Dans l’affaire T‑463/18,

Novartis AG, établie à Bâle (Suisse), représentée par Me L. Junquera Lara, avocat,

partie requérante,

contre

Office de l’Union européenne pour la propriété intellectuelle (EUIPO), représenté par Mme S. Bonne et M. H. O’Neill, en qualité d’agents,

partie défenderesse,

ayant pour objet un recours formé contre la décision de la deuxième chambre de recours de l’EUIPO du 25 mai 2018 (affaire R 1765/2017-2), concernant une demande d’enregistrement du signe verbal SMARTSURFACE comme marque de l’Union européenne,

LE TRIBUNAL (première chambre),

composé de Mme I. Pelikánová, président, MM. V. Valančius (rapporteur) et U. Öberg, juges,

greffier : M. E. Coulon,

vu la requête déposée au greffe du Tribunal le 30 juillet 2018,

vu le mémoire en réponse déposé au greffe du Tribunal le 20 novembre 2018,

vu l’absence de demande de fixation d’une audience présentée par les parties dans le délai de trois semaines à compter de la signification de la clôture de la phase écrite de la procédure et ayant décidé, en application de l’article 106, paragraphe 3, du règlement de procédure du Tribunal, de statuer sans phase orale de la procédure,

rend le présent

Arrêt

 Antécédents du litige

1        Le 21 mars 2017, la requérante, Novartis AG, a présenté une demande d’enregistrement de marque de l’Union européenne à l’Office de l’Union européenne pour la propriété intellectuelle (EUIPO), en vertu du règlement (CE) no 207/2009 du Conseil, du 26 février 2009, sur la marque de l’Union européenne (JO 2009, L 78, p. 1), tel que modifié [remplacé par le règlement (UE) 2017/1001 du Parlement européen et du Conseil, du 14 juin 2017, sur la marque de l’Union européenne (JO 2017, L 154, p. 1)].
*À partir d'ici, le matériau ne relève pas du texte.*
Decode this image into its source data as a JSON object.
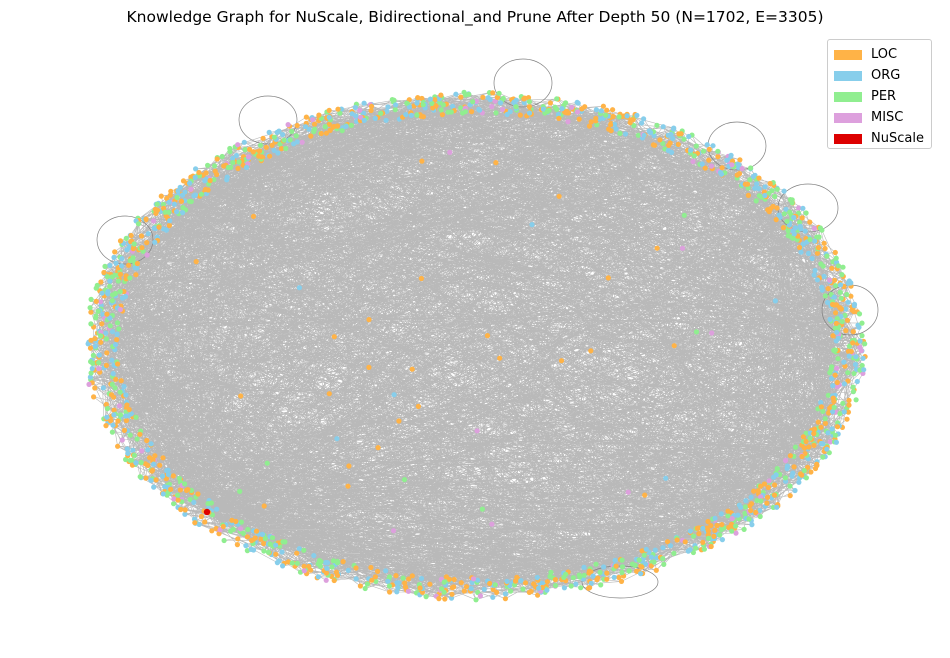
{
  "figure": {
    "title": "Knowledge Graph for NuScale, Bidirectional_and Prune After Depth 50 (N=1702, E=3305)"
  },
  "legend": {
    "items": [
      {
        "label": "LOC",
        "color": "#ffb347"
      },
      {
        "label": "ORG",
        "color": "#87ceeb"
      },
      {
        "label": "PER",
        "color": "#90ee90"
      },
      {
        "label": "MISC",
        "color": "#dda0dd"
      },
      {
        "label": "NuScale",
        "color": "#dd0000"
      }
    ]
  },
  "chart_data": {
    "type": "network",
    "node_count": 1702,
    "edge_count": 3305,
    "edge_color": "#808080",
    "categories": [
      "LOC",
      "ORG",
      "PER",
      "MISC",
      "NuScale"
    ],
    "category_colors": {
      "LOC": "#ffb347",
      "ORG": "#87ceeb",
      "PER": "#90ee90",
      "MISC": "#dda0dd",
      "NuScale": "#dd0000"
    },
    "legend_position": "top-right"
  }
}
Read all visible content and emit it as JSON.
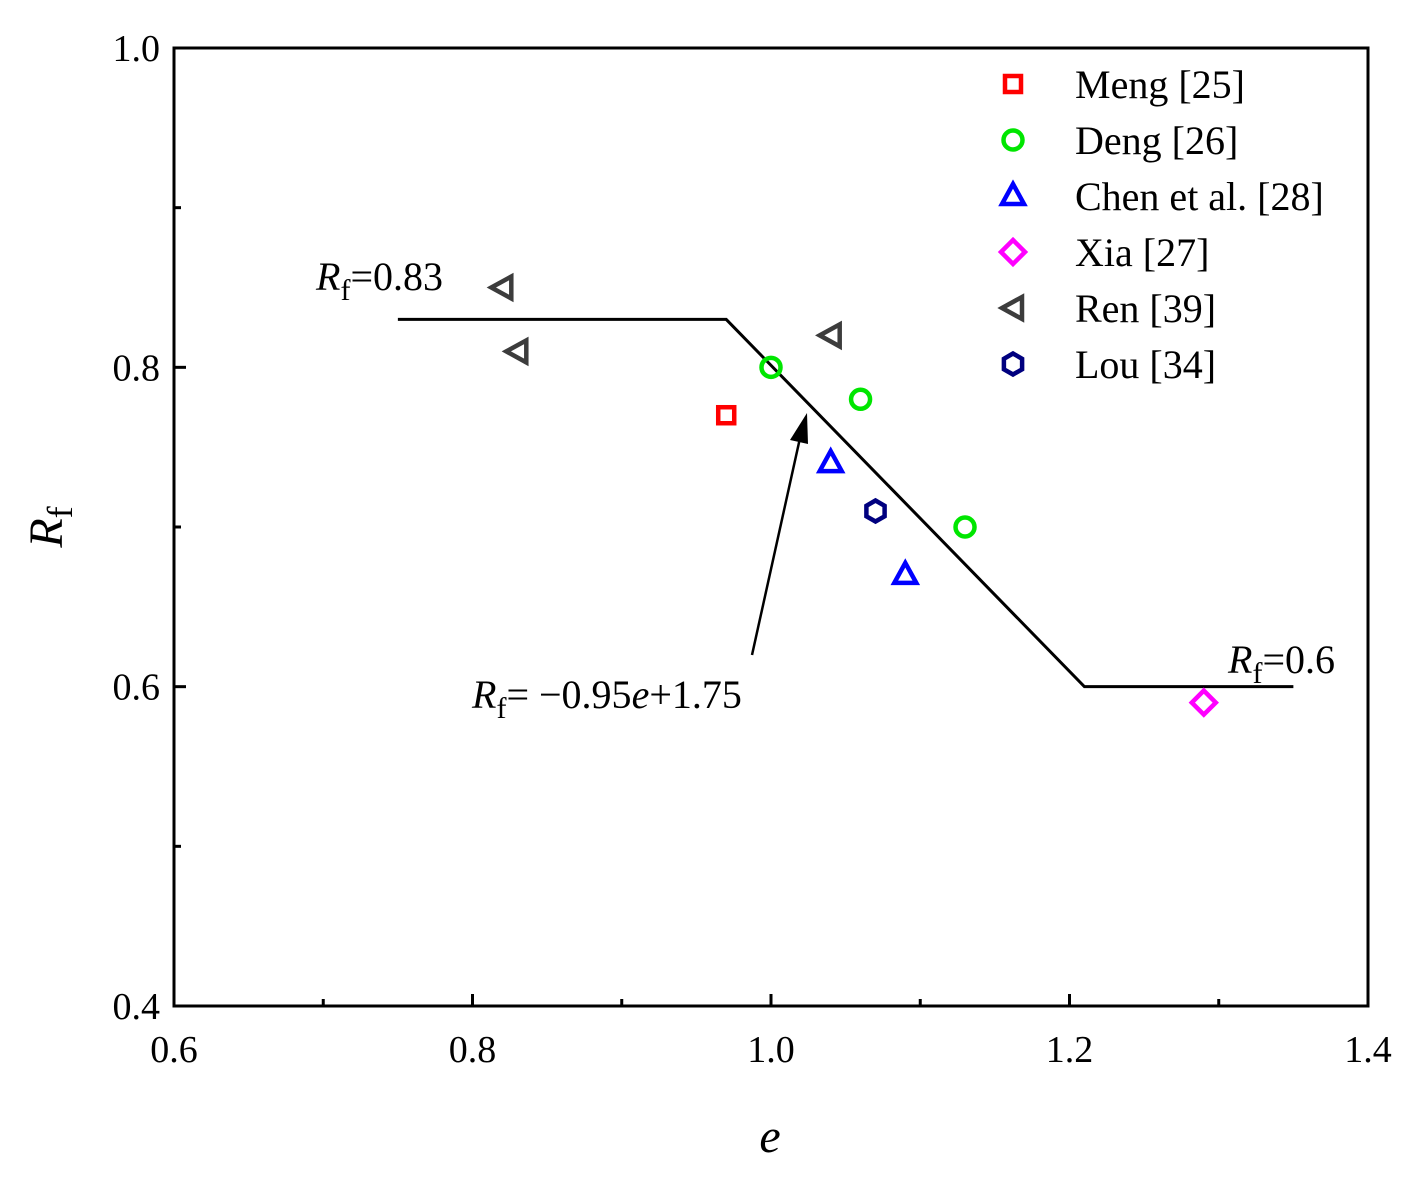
{
  "chart_data": {
    "type": "scatter",
    "xlabel": "e",
    "ylabel": "R",
    "ylabel_sub": "f",
    "xlim": [
      0.6,
      1.4
    ],
    "ylim": [
      0.4,
      1.0
    ],
    "x_ticks": [
      0.6,
      0.8,
      1.0,
      1.2,
      1.4
    ],
    "x_tick_labels": [
      "0.6",
      "0.8",
      "1.0",
      "1.2",
      "1.4"
    ],
    "y_ticks": [
      0.4,
      0.6,
      0.8,
      1.0
    ],
    "y_tick_labels": [
      "0.4",
      "0.6",
      "0.8",
      "1.0"
    ],
    "x_minor_ticks": [
      0.7,
      0.9,
      1.1,
      1.3
    ],
    "y_minor_ticks": [
      0.5,
      0.7,
      0.9
    ],
    "legend_position": "top-right",
    "series": [
      {
        "name": "Meng [25]",
        "marker": "square",
        "color": "#ff0000",
        "points": [
          [
            0.97,
            0.77
          ]
        ]
      },
      {
        "name": "Deng [26]",
        "marker": "circle",
        "color": "#00e600",
        "points": [
          [
            1.0,
            0.8
          ],
          [
            1.06,
            0.78
          ],
          [
            1.13,
            0.7
          ]
        ]
      },
      {
        "name": "Chen et al. [28]",
        "marker": "triangle-up",
        "color": "#0000ff",
        "points": [
          [
            1.04,
            0.74
          ],
          [
            1.09,
            0.67
          ]
        ]
      },
      {
        "name": "Xia [27]",
        "marker": "diamond",
        "color": "#ff00ff",
        "points": [
          [
            1.29,
            0.59
          ]
        ]
      },
      {
        "name": "Ren [39]",
        "marker": "triangle-left",
        "color": "#3c3c3c",
        "points": [
          [
            0.82,
            0.85
          ],
          [
            0.83,
            0.81
          ],
          [
            1.04,
            0.82
          ]
        ]
      },
      {
        "name": "Lou [34]",
        "marker": "hexagon",
        "color": "#00007f",
        "points": [
          [
            1.07,
            0.71
          ]
        ]
      }
    ],
    "fit_line": {
      "color": "#000000",
      "points": [
        [
          0.75,
          0.83
        ],
        [
          0.97,
          0.83
        ],
        [
          1.21,
          0.6
        ],
        [
          1.35,
          0.6
        ]
      ]
    },
    "annotations": {
      "upper": {
        "var": "R",
        "sub": "f",
        "text": "=0.83"
      },
      "lower": {
        "var": "R",
        "sub": "f",
        "text": "=0.6"
      },
      "equation": {
        "var": "R",
        "sub": "f",
        "text1": "= −0.95",
        "evar": "e",
        "text2": "+1.75"
      }
    }
  }
}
2        La marque dont l’enregistrement a été demandé est le signe verbal SMARTSURFACE.

3        Les produits pour lesquels l’enregistrement a été demandé relèvent de la classe 9 au sens de l’arrangement de Nice concernant la classification internationale des produits et des services aux fins de l’enregistrement des marques, du 15 juin 1957, tel que révisé et modifié, et correspondent à la description suivante : « Lentilles de contact ».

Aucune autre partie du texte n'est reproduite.